Woodlands, the seat of the Hamilton family, near Philadelphia, was, so long ago as 1805, highly celebrated for its gardening beauties. The refined taste and the wealth of its accomplished owner, were freely lavished in its improvement and embellishment; and at a time when the introduction of rare exotics was attended with a vast deal of risk and trouble, the extensive green-houses and orangeries of this seat contained all the richest treasures of the exotic flora, and among other excellent gardeners employed, was the distinguished botanist Pursh, whose enthusiastic taste in his favorite science was promoted and aided by Mr. Hamilton. The extensive pleasure grounds were judiciously planted, singly and in groups, with a great variety of the finest species of trees. The attention of the visitor to this place is now arrested by two very large specimens of that curious tree, the Japanese Ginko (Salisburia), 60 or 70 feet high, perhaps the finest in Europe or America, by the noble magnolias, and the rich park-like appearance of some of the plantations of the finest native and foreign oaks. From the recent unhealthiness of this portion of the Schuylkill, Woodlands has fallen into decay, but there can be no question that it was, for a long time, the most tasteful and beautiful residence in America.

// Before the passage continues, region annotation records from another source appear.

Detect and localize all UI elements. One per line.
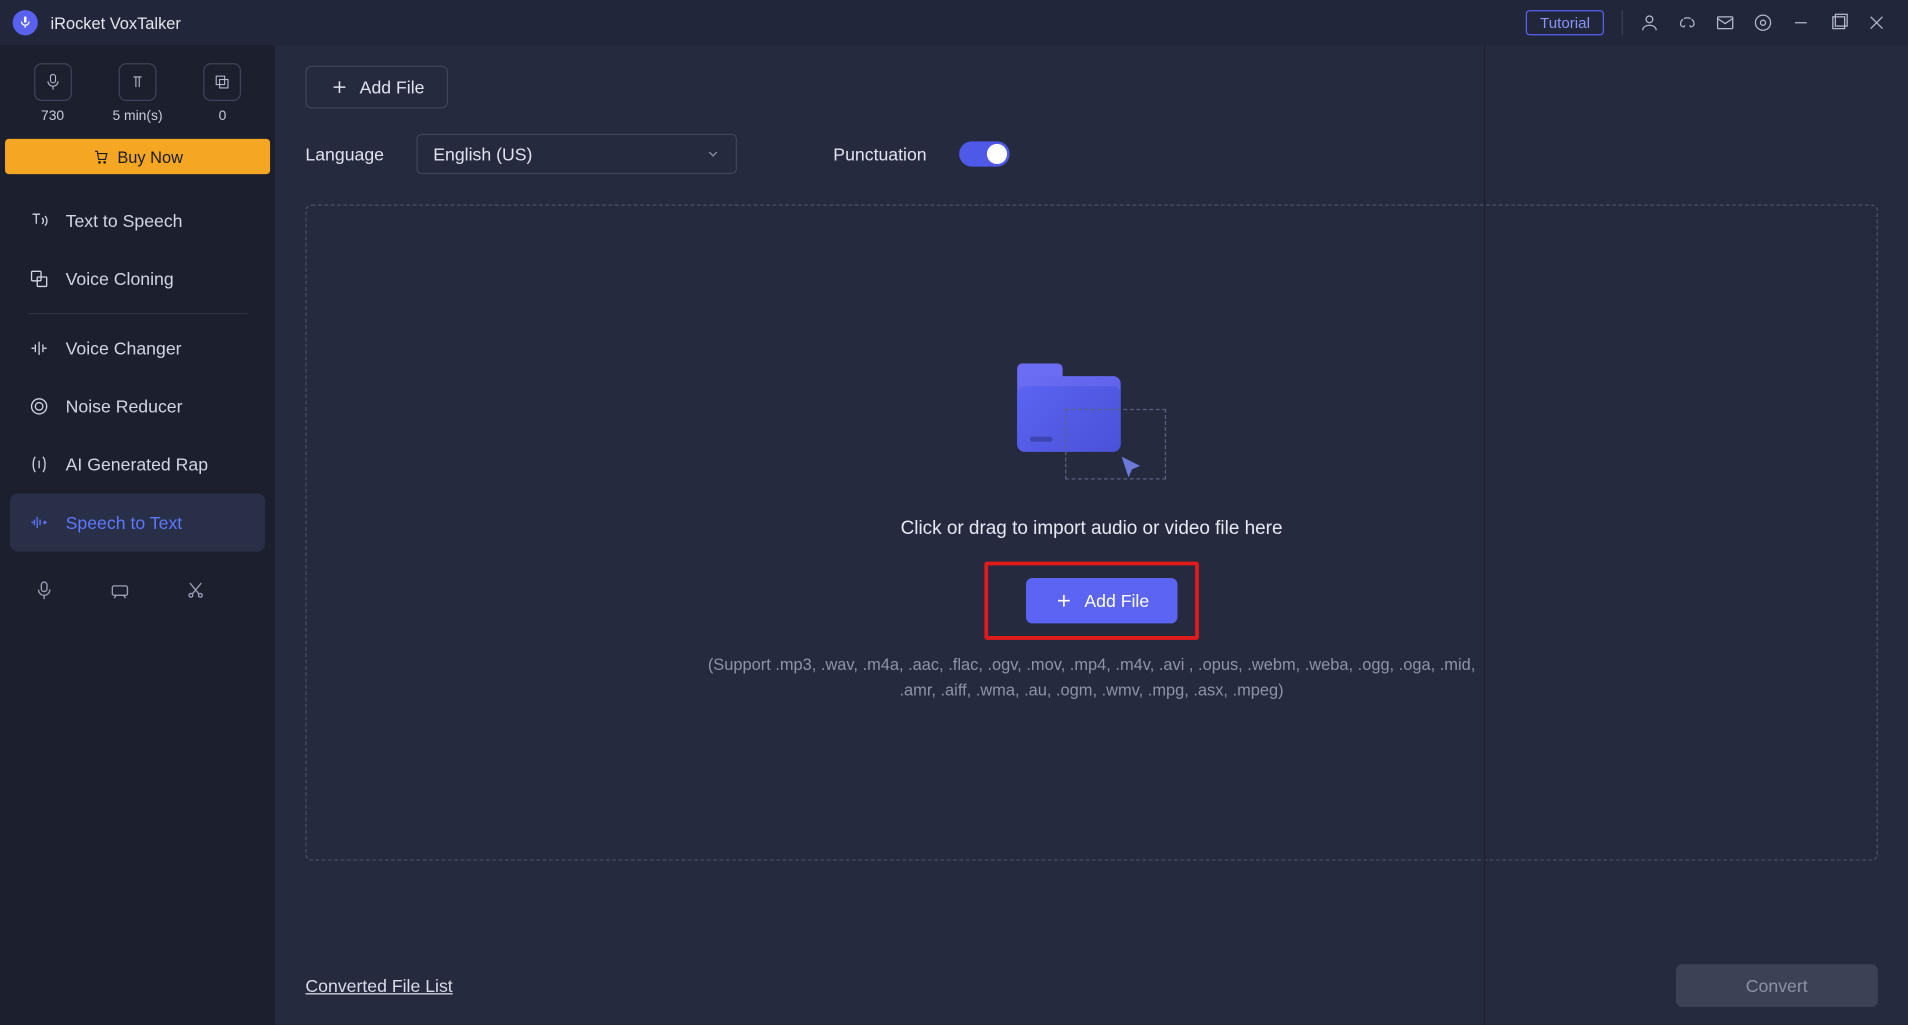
mic-tool-icon[interactable]	[33, 579, 56, 608]
sidebar-item-label: Text to Speech	[66, 211, 183, 231]
language-value: English (US)	[433, 144, 532, 164]
credit-minutes[interactable]: 5 min(s)	[100, 63, 176, 124]
cut-tool-icon[interactable]	[184, 579, 207, 608]
titlebar: iRocket VoxTalker Tutorial	[0, 0, 1908, 45]
convert-button[interactable]: Convert	[1676, 964, 1878, 1007]
speech-to-text-icon	[28, 511, 51, 534]
close-icon[interactable]	[1858, 4, 1896, 42]
folder-illustration-icon	[1010, 363, 1174, 489]
chevron-down-icon	[706, 146, 721, 161]
language-select[interactable]: English (US)	[417, 134, 738, 174]
dropzone[interactable]: Click or drag to import audio or video f…	[305, 204, 1877, 860]
sidebar-item-ai-generated-rap[interactable]: AI Generated Rap	[10, 435, 265, 493]
add-file-label: Add File	[360, 77, 425, 97]
add-file-label: Add File	[1084, 591, 1149, 611]
main-panel: Add File Language English (US) Punctuati…	[275, 45, 1908, 1025]
sidebar-item-speech-to-text[interactable]: Speech to Text	[10, 493, 265, 551]
credits-row: 730 5 min(s) 0	[0, 45, 275, 131]
bottom-tools	[0, 567, 275, 621]
plus-icon	[1054, 591, 1074, 611]
copy-credit-icon	[212, 72, 232, 92]
supported-formats-text: (Support .mp3, .wav, .m4a, .aac, .flac, …	[688, 652, 1496, 701]
add-file-button-center[interactable]: Add File	[1026, 578, 1177, 623]
credit-characters-value: 730	[15, 109, 91, 124]
credit-clones-value: 0	[185, 109, 261, 124]
app-title: iRocket VoxTalker	[50, 13, 180, 32]
noise-reducer-icon	[28, 395, 51, 418]
credit-clones[interactable]: 0	[185, 63, 261, 124]
sidebar-item-voice-cloning[interactable]: Voice Cloning	[10, 250, 265, 308]
language-label: Language	[305, 144, 384, 164]
highlight-frame: Add File	[985, 562, 1199, 640]
app-logo-icon	[13, 10, 38, 35]
minimize-icon[interactable]	[1782, 4, 1820, 42]
ai-rap-icon	[28, 453, 51, 476]
mail-icon[interactable]	[1706, 4, 1744, 42]
account-icon[interactable]	[1630, 4, 1668, 42]
sidebar-item-voice-changer[interactable]: Voice Changer	[10, 319, 265, 377]
mic-credit-icon	[42, 72, 62, 92]
sidebar-item-text-to-speech[interactable]: Text to Speech	[10, 192, 265, 250]
nav-divider	[28, 313, 248, 314]
settings-icon[interactable]	[1744, 4, 1782, 42]
dropzone-hint: Click or drag to import audio or video f…	[688, 517, 1496, 538]
tutorial-button[interactable]: Tutorial	[1526, 10, 1604, 35]
cart-icon	[92, 148, 110, 166]
punctuation-label: Punctuation	[833, 144, 926, 164]
voice-cloning-icon	[28, 268, 51, 291]
text-to-speech-icon	[28, 209, 51, 232]
add-file-button-top[interactable]: Add File	[305, 66, 448, 109]
loop-tool-icon[interactable]	[109, 579, 132, 608]
discord-icon[interactable]	[1668, 4, 1706, 42]
converted-file-list-link[interactable]: Converted File List	[305, 976, 452, 996]
voice-changer-icon	[28, 337, 51, 360]
sidebar: 730 5 min(s) 0 Buy Now Text to Speec	[0, 45, 275, 1025]
sidebar-item-noise-reducer[interactable]: Noise Reducer	[10, 377, 265, 435]
plus-icon	[329, 77, 349, 97]
buy-now-button[interactable]: Buy Now	[5, 139, 270, 174]
sidebar-item-label: AI Generated Rap	[66, 454, 208, 474]
text-credit-icon	[127, 72, 147, 92]
titlebar-divider	[1622, 10, 1623, 35]
buy-now-label: Buy Now	[117, 147, 183, 166]
maximize-icon[interactable]	[1820, 4, 1858, 42]
credit-minutes-value: 5 min(s)	[100, 109, 176, 124]
sidebar-item-label: Voice Cloning	[66, 269, 174, 289]
sidebar-item-label: Speech to Text	[66, 512, 183, 532]
sidebar-item-label: Noise Reducer	[66, 396, 183, 416]
punctuation-toggle[interactable]	[959, 141, 1009, 166]
credit-characters[interactable]: 730	[15, 63, 91, 124]
sidebar-item-label: Voice Changer	[66, 338, 182, 358]
nav: Text to Speech Voice Cloning Voice Chang…	[0, 192, 275, 552]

The seat of the late Judge Peters, about five miles from Philadelphia, was, 30 years ago, a noted specimen of the ancient school of landscape gardening, Its proprietor had a most extended reputation as a scientific agriculturist, and his place was also no less remarkable for the design and culture of its pleasure-grounds, than for the excellence of its farm. Long and stately avenues, with vistas terminated by obelisks, a garden adorned with marble vases, busts, and statues, and pleasure grounds filled with the rarest trees and shrubs, were conspicuous features here. Some of the latter are now so remarkable as to attract strongly the attention of the visitor. Among them, is the chestnut planted by Washington, which produces the largest and finest fruit; very large hollies; and a curious old box-tree much higher than the mansion near which it stands. But the most striking feature now, is the still remaining grand old avenue of hemlocks. Many of these trees, which were planted 100 years ago, are now venerable specimens, ninety feet high, whose huge trunks and wide spread branches are in many cases densely wreathed and draped with masses of English Ivy, forming the most picturesque sylvan objects we ever beheld.